1989 Malawi earthquake
- UTC time: 1989-03-10 21:49:47
- ISC event: 409791
- USGS-ANSS: ComCat
- Local date: 10 March 1989
- Local time: 23:49:47
- Magnitude: 6.3 M_{w}
- Depth: 28 km (17 mi)
- Epicenter: 13°44′S 34°25′E﻿ / ﻿13.74°S 34.41°E
- Type: Dip-slip
- Areas affected: Malawi
- Max. intensity: MMI VIII (Severe)
- Casualties: At least 9 people killed and 100 injured

= 1989 Malawi earthquake =

Natural disaster in Malawi

The 1989 Malawi earthquake occurred on 10 March in central Malawi, with a moment magnitude of 6.3 and a maximum Mercalli intensity of VIII (Severe). It was preceded by a number of foreshocks, the largest being a 5.7 shock on the previous day. The earthquake was felt strongly throughout central Malawi, and also felt in parts of Mozambique (Niassa and Tete Provinces) and Zambia (Eastern Province). Nine people were killed, with many others injured or left homeless.

==Geology==
The 1989 Malawi earthquake was the result of a dip-slip fault in the Malawi rift system, part of the larger East African Rift.
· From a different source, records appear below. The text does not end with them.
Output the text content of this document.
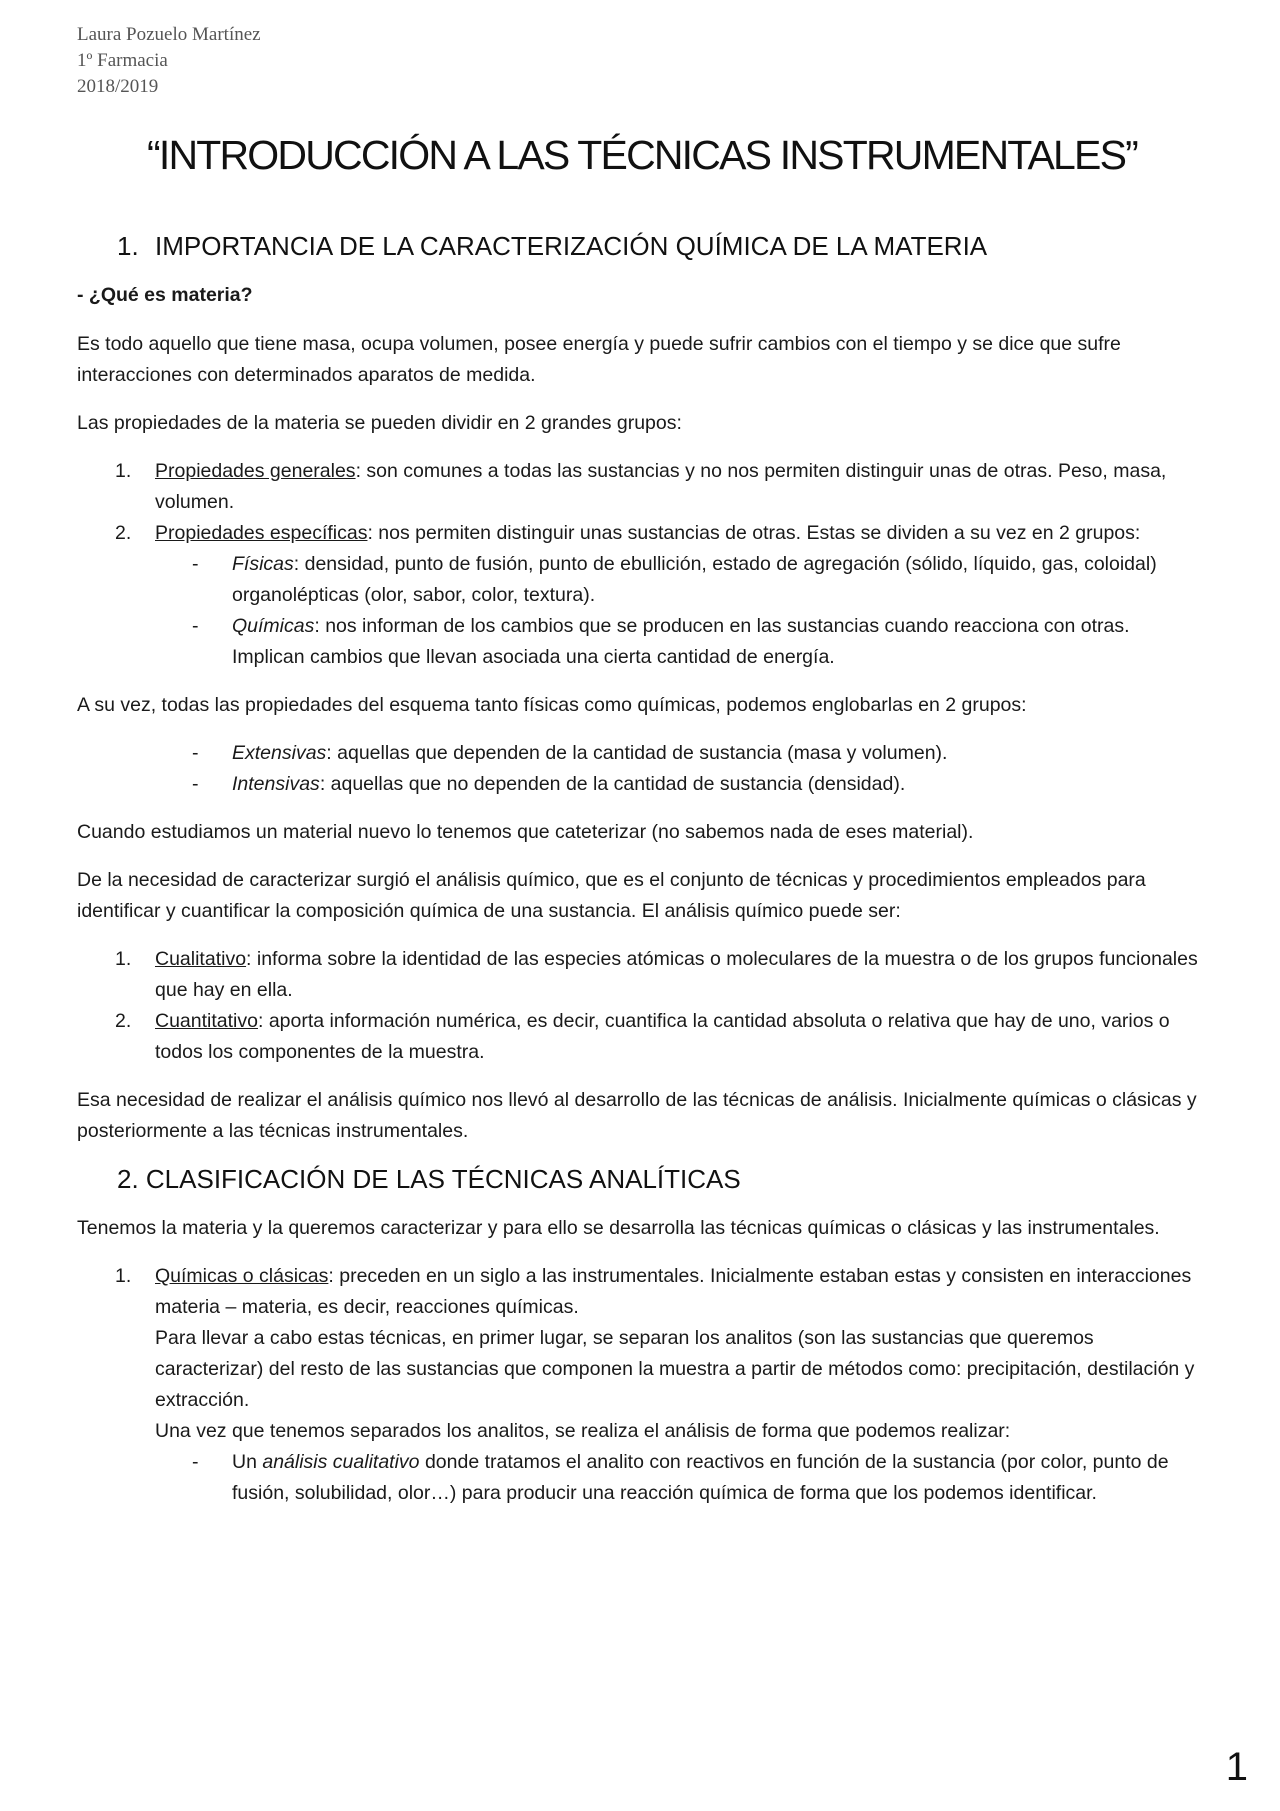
Laura Pozuelo Martínez
1º Farmacia
2018/2019
“INTRODUCCIÓN A LAS TÉCNICAS INSTRUMENTALES”
1. IMPORTANCIA DE LA CARACTERIZACIÓN QUÍMICA DE LA MATERIA

- ¿Qué es materia?

Es todo aquello que tiene masa, ocupa volumen, posee energía y puede sufrir cambios con el tiempo y se dice que sufre interacciones con determinados aparatos de medida.

Las propiedades de la materia se pueden dividir en 2 grandes grupos:

1. Propiedades generales: son comunes a todas las sustancias y no nos permiten distinguir unas de otras. Peso, masa, volumen.
2. Propiedades específicas: nos permiten distinguir unas sustancias de otras. Estas se dividen a su vez en 2 grupos:
- Físicas: densidad, punto de fusión, punto de ebullición, estado de agregación (sólido, líquido, gas, coloidal) organolépticas (olor, sabor, color, textura).
- Químicas: nos informan de los cambios que se producen en las sustancias cuando reacciona con otras. Implican cambios que llevan asociada una cierta cantidad de energía.

A su vez, todas las propiedades del esquema tanto físicas como químicas, podemos englobarlas en 2 grupos:

- Extensivas: aquellas que dependen de la cantidad de sustancia (masa y volumen).
- Intensivas: aquellas que no dependen de la cantidad de sustancia (densidad).

Cuando estudiamos un material nuevo lo tenemos que cateterizar (no sabemos nada de eses material).

De la necesidad de caracterizar surgió el análisis químico, que es el conjunto de técnicas y procedimientos empleados para identificar y cuantificar la composición química de una sustancia. El análisis químico puede ser:

1. Cualitativo: informa sobre la identidad de las especies atómicas o moleculares de la muestra o de los grupos funcionales que hay en ella.
2. Cuantitativo: aporta información numérica, es decir, cuantifica la cantidad absoluta o relativa que hay de uno, varios o todos los componentes de la muestra.

Esa necesidad de realizar el análisis químico nos llevó al desarrollo de las técnicas de análisis. Inicialmente químicas o clásicas y posteriormente a las técnicas instrumentales.

2. CLASIFICACIÓN DE LAS TÉCNICAS ANALÍTICAS

Tenemos la materia y la queremos caracterizar y para ello se desarrolla las técnicas químicas o clásicas y las instrumentales.

1. Químicas o clásicas: preceden en un siglo a las instrumentales. Inicialmente estaban estas y consisten en interacciones materia – materia, es decir, reacciones químicas.
Para llevar a cabo estas técnicas, en primer lugar, se separan los analitos (son las sustancias que queremos caracterizar) del resto de las sustancias que componen la muestra a partir de métodos como: precipitación, destilación y extracción.
Una vez que tenemos separados los analitos, se realiza el análisis de forma que podemos realizar:
- Un análisis cualitativo donde tratamos el analito con reactivos en función de la sustancia (por color, punto de fusión, solubilidad, olor…) para producir una reacción química de forma que los podemos identificar.
1
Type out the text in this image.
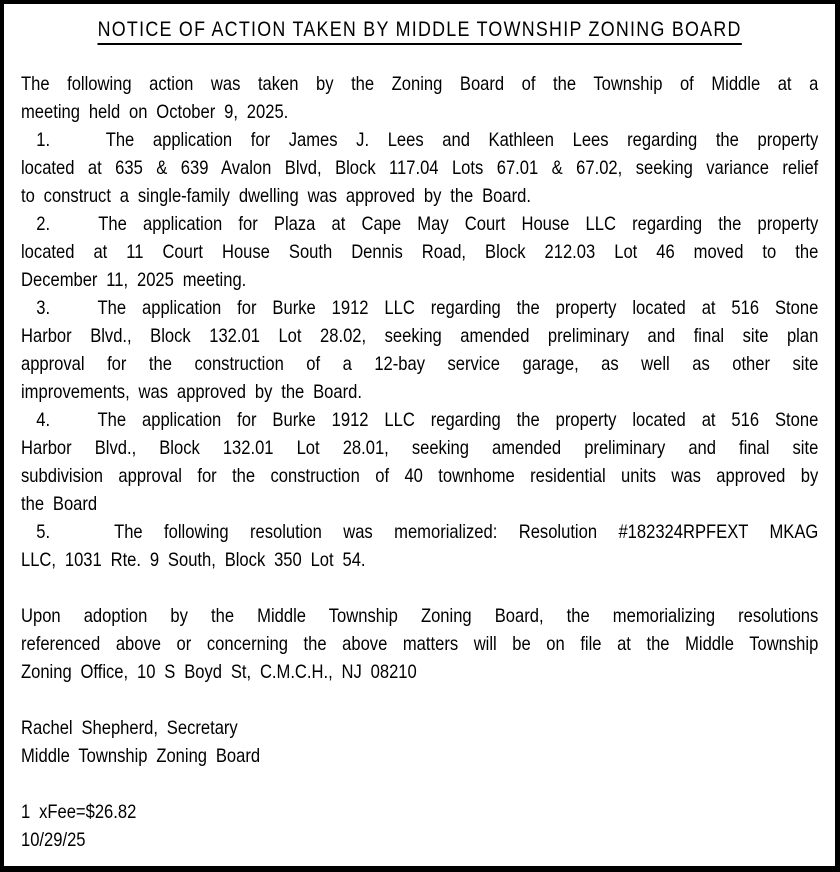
NOTICE OF ACTION TAKEN BY MIDDLE TOWNSHIP ZONING BOARD
The following action was taken by the Zoning Board of the Township of Middle at a
meeting held on October 9, 2025.
1.   The application for James J. Lees and Kathleen Lees regarding the property
located at 635 & 639 Avalon Blvd, Block 117.04 Lots 67.01 & 67.02, seeking variance relief
to construct a single-family dwelling was approved by the Board.
2.   The application for Plaza at Cape May Court House LLC regarding the property
located at 11 Court House South Dennis Road, Block 212.03 Lot 46 moved to the
December 11, 2025 meeting.
3.   The application for Burke 1912 LLC regarding the property located at 516 Stone
Harbor Blvd., Block 132.01 Lot 28.02, seeking amended preliminary and final site plan
approval for the construction of a 12-bay service garage, as well as other site
improvements, was approved by the Board.
4.   The application for Burke 1912 LLC regarding the property located at 516 Stone
Harbor Blvd., Block 132.01 Lot 28.01, seeking amended preliminary and final site
subdivision approval for the construction of 40 townhome residential units was approved by
the Board
5.   The following resolution was memorialized: Resolution #182324RPFEXT MKAG
LLC, 1031 Rte. 9 South, Block 350 Lot 54.
Upon adoption by the Middle Township Zoning Board, the memorializing resolutions
referenced above or concerning the above matters will be on file at the Middle Township
Zoning Office, 10 S Boyd St, C.M.C.H., NJ 08210
Rachel Shepherd, Secretary
Middle Township Zoning Board
1 xFee=$26.82
10/29/25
It is believed to have occurred at a depth of about 30 km, with the lack of surface faulting being attributed to its occurrence at a relatively deep level.

The International Seismological Centre (ISC) placed the epicentre of the 1989 Malawi earthquake at , although the accuracy of their determination was affected by the lack of seismic stations in the area – the closest was 300 km away, and there were only two within 900 km. It has been suggested that the margin of error for the epicentre is consequently around 20 km.

The earthquake triggered landslides in the Manyani Hills, around 90 km east northeast of Kasungu. Slumping of 2 km in length and 1 km in width was observed, and attributed to heavy rainfall earlier in the year combined with deforestation-related soil exposure. There was also a large rock fall in the Chongomi Mountains of Dedza District, which resulted in hillside scarring. However, both of those areas were sparsely populated, and there were no reported casualties.

==Damage and casualties==
Nine people are known to have been killed as a result of the earthquake – six in Dedza, two in Salima, and one in Chitala. At least two of the deaths (one in Dedza and one in Chitala) were caused by roof collapses, in both cases occurring in houses with roofs built from blocks of baked clay (a non-standard method of construction). The total number of injuries from the earthquake has been estimated at 100, and the total number of people left homeless at about 50,000.

Urban areas were worst affected by the quake, as houses were more likely to be built of brick and thus more susceptible to cracking. The major building with the most visible damage was the Nanjoka Railway Station complex, which developed severe cracks in its walls and was subsequently abandoned. The Chitala Farm Institute, an agricultural school, was also heavily damaged. In rural areas, most dwellings were simple huts, built by pasting mud or clay onto timber frames. These were left mostly undamaged.

==Aftermath==
In the same month as the earthquake, Malawi was hit by a cyclone and suffered severe flooding. The combination of natural disasters left over 200,000 people homeless and led to the government appealing for international assistance. A field study conducted in October 1989 concluded that the March 1989 earthquake "should be treated as an eye opener, drawing attention to the potential of medium-size earthquakes hitting major cities in Malawi".